PVCu Sliding Patio Doors – In-line or tilt & turn?

PVCu sliding patio doors can be specified as either in-line sliders or as tilt and slide doors.

In-line sliding patio doors are generally made up of one fixed glazed panel and one which slides across it to form the opening.

Early patio doors, especially in aluminium frames, had the sliding section on the outside of the fixed panel and posed a security risk. The sliding section could often be easily lifted out completely to gain access from outside.

Modern PVCu sliding patio doors have the sliding section on the inside of the fixed panel – this not only reduces the security risk but also means that the sliding track is better protected against inclement weather.

For wide brick apertures, PVCu sliding patio doors may have to be split into more than two sections. Three part PVCu sliding patio doors would generally have the centre pane sliding across one or both of the adjoining fixed panels.

Four part PVCu sliding patio doors would normally have the centre two sections sliding, one to cover the left fixed panel and one to cover the right fixed panel.

Tilt and slide patio doors offer an additional function to in-line sliders as the sliding door can also tilt inwards into the room.
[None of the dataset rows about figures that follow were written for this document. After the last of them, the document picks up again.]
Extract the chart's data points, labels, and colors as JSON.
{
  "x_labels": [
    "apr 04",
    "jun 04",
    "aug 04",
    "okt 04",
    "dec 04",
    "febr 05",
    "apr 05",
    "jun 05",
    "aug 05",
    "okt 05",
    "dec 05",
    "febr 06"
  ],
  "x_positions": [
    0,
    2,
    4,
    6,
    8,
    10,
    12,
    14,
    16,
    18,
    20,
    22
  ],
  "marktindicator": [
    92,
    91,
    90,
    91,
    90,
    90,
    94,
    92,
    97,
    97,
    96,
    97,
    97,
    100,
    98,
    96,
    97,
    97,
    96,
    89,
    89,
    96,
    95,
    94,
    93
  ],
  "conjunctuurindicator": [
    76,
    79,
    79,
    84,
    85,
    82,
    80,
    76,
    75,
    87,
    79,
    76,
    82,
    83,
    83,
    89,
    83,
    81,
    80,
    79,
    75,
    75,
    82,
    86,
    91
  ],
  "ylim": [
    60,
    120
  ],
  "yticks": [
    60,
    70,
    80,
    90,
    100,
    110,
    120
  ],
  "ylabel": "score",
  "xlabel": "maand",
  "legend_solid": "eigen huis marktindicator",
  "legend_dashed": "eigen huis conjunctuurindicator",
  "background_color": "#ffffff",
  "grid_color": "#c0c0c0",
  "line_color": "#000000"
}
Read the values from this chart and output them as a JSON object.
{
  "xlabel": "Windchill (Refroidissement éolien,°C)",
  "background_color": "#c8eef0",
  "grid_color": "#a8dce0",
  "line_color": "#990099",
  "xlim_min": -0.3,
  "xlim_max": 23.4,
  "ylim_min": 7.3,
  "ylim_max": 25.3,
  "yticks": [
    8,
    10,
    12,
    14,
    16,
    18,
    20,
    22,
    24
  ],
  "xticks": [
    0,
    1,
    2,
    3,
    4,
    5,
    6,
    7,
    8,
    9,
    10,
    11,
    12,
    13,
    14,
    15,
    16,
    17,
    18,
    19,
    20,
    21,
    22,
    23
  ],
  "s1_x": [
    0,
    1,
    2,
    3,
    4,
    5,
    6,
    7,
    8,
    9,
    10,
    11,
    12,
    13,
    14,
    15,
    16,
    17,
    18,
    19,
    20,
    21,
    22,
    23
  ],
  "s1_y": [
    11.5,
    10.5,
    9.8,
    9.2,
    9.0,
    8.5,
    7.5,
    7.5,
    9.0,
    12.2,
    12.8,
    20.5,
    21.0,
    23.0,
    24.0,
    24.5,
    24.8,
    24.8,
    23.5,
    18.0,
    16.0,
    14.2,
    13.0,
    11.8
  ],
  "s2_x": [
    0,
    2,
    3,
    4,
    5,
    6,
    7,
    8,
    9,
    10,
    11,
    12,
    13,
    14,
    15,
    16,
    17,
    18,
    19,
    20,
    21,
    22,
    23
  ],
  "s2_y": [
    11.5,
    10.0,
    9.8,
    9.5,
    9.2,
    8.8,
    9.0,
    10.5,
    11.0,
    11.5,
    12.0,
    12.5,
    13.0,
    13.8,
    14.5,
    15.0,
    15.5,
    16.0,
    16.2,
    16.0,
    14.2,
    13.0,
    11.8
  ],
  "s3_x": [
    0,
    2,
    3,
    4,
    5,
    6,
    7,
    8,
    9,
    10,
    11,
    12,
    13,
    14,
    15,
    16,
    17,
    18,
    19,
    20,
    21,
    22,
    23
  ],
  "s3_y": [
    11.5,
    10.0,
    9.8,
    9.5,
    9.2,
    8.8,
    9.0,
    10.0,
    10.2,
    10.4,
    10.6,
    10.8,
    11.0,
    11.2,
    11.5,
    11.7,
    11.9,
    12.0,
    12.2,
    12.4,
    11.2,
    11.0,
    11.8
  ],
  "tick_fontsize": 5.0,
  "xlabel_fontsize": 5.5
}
This two way opening facility increases both the complexity of the opening mechanism and also the price.

The major benefit of tilt and slide patio doors over in-line PVCu sliding patio doors is the ability to provide ventilation without the door being open for access.

PVCu sliding patio doors or double doors?

When deciding whether to have PVCu sliding patio doors or double hinged doors in your home, you should always consider the overall width of the brick to brick aperture.

Below about 1,500 mm wide may not be suitable for a patio door as (when allowing for the width of the fixed frame and the outer frame of the slider) the ‘walk-through’ dimension would be impractically narrow. Double doors or French doors would be more appropriate.

Additionally, for an aperture below about 1,200 mm wide, double doors may not necessarily be appropriate either because to form a practical walk-through width would require that both doors are opened at the same time.

In this case perhaps a single door of 900 mm wide and fixed side panel taking up the balance would be more practical. Equally, when installing double doors in an aperture wider than 2,000 mm could mean that the hinged doors become an obstruction, and fixed side panels should be considered.

The wider the brick to brick dimension however, the larger the number of design combinations there are available.

Ultimately, regardless of the practicality offered by the size of the brick to brick opening, it is often personal choice as to whether French doors or patio doors are chosen.